The verdict did not satisfy either side: the prosecutor demanded an increase in the prison term, while the defense asked for the decision on deportation to be reviewed. On October 31, the Bishkek City Court was supposed to hold a hearing of the appellate instance, but it was interrupted by the chairman of the panel of judges after the defendant stated that he had been beaten in the pretrial detention center, forcing him to withdraw from the trial. The judge said that not all the necessary documents had been submitted to the court, so the hearing was postponed until November 16.

Movlaev's lawyer Bakyt Avtandil told journalists that the statement about the beating in the pretrial detention center had been sent to the National Center for the Prevention of Torture. The defense attorney also said that all information about the charges against him, the persecution and torture he had been subjected to in Chechnya had been "literally erased" from Movlaev's case materials. All this is done to legitimize Movlaev's expulsion to Russia. Although the court's verdict does not specify where exactly the convicted person should be deported, the expulsion is handled by the State Committee for National Security, and it can choose the country at its own discretion. Given the connections between the countries' intelligence services, there is a risk that Movlaev will be sent back to Russia.

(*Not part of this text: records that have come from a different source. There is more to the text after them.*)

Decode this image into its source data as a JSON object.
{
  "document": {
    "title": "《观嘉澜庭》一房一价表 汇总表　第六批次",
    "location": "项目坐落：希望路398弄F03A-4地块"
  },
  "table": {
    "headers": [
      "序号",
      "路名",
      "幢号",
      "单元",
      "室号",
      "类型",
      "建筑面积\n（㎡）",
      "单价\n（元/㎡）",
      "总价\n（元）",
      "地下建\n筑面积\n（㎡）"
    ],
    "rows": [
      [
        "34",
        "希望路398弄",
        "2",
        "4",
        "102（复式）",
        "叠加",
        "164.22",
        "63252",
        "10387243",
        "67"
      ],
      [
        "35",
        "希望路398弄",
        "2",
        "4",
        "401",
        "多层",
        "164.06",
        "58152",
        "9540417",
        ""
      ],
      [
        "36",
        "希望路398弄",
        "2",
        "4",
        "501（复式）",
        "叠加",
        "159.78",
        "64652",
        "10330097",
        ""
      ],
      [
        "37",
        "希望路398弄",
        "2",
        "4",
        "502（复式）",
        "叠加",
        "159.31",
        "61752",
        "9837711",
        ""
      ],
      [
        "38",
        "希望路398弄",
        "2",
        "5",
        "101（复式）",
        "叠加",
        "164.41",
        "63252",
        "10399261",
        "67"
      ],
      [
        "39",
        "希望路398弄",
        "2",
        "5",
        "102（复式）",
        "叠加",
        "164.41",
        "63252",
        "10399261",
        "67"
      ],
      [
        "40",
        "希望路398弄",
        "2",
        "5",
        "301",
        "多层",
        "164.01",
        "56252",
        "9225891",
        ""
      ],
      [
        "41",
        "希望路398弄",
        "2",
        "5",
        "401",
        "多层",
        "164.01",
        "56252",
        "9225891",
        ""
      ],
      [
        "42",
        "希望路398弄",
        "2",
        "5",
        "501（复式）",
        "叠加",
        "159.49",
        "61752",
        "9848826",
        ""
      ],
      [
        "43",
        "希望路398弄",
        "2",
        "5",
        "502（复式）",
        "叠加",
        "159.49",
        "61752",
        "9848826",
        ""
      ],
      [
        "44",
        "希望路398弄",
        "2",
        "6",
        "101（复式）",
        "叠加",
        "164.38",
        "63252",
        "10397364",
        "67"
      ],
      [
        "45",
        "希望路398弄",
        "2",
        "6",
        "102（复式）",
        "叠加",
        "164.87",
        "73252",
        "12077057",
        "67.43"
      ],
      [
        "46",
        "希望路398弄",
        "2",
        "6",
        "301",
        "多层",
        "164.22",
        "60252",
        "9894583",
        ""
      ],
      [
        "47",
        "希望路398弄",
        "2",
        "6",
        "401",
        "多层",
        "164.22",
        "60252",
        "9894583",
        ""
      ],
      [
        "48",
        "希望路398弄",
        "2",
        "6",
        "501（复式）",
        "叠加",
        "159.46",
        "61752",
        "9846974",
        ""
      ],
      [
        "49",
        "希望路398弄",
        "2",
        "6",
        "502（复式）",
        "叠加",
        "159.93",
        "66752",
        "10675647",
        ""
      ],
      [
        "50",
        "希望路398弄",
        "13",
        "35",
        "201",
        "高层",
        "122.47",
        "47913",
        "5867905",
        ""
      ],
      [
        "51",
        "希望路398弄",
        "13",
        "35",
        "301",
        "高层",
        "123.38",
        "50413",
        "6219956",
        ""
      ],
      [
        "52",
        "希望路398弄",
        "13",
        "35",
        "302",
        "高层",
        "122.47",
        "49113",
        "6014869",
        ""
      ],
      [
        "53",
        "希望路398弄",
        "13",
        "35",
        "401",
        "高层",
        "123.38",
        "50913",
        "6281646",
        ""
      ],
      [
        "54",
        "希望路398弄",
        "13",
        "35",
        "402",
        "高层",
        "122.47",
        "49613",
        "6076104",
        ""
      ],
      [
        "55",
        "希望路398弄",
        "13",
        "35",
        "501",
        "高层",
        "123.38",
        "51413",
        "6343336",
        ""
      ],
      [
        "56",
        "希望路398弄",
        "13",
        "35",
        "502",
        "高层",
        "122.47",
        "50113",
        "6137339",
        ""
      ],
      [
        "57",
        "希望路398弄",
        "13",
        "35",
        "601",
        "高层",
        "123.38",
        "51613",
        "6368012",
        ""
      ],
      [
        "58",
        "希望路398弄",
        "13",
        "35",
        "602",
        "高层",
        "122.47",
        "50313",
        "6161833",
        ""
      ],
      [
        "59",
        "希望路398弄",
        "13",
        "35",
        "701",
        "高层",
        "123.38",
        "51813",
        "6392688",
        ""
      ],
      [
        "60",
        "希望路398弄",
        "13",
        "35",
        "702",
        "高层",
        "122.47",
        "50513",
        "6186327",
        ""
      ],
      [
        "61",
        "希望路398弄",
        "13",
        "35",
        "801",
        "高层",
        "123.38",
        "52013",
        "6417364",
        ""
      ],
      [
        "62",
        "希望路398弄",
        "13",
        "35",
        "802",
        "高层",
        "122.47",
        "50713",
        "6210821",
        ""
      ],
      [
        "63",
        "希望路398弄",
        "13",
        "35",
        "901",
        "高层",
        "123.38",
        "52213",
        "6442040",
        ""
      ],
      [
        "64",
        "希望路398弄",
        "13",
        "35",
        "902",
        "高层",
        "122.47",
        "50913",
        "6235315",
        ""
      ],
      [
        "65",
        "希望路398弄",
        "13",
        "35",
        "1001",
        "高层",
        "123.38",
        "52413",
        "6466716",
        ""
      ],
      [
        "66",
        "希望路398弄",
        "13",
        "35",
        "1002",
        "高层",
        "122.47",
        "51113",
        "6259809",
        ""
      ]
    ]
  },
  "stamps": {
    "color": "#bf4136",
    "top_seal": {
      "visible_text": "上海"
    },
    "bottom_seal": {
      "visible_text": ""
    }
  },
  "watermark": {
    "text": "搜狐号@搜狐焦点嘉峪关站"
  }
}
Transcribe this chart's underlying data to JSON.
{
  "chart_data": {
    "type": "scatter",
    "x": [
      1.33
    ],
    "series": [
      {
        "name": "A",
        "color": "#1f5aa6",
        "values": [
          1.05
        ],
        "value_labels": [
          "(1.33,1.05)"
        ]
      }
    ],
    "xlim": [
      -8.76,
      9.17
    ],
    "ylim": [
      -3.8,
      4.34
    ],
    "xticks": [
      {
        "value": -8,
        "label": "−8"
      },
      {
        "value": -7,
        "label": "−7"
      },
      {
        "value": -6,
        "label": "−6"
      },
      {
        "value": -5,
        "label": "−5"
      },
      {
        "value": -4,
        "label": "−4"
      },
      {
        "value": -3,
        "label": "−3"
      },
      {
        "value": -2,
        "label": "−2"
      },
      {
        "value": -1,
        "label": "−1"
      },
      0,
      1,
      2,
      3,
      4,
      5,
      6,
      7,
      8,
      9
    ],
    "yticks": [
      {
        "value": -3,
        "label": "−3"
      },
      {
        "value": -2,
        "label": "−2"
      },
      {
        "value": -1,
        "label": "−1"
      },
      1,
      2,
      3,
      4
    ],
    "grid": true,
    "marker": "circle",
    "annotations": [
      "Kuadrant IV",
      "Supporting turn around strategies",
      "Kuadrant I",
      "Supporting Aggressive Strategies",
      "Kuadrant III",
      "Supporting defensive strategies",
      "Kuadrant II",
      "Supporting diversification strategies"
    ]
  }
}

The case of Movlaev demonstrates that civil activists from Russia should not choose Kyrgyzstan for relocation. As Dmitry Kabak, a legal expert from Kyrgyzstan, told the publication "Caucasian Knot", there have been many news stories recently about Russians being detained in Kyrgyzstan under various pretexts. "Someone - "for violating the registration procedure". It seems that the registration was at one address, but the person lived at another. Someone was detained at the request of the Russian authorities and placed in a pretrial detention center for subsequent transfer," D. Kabak noted.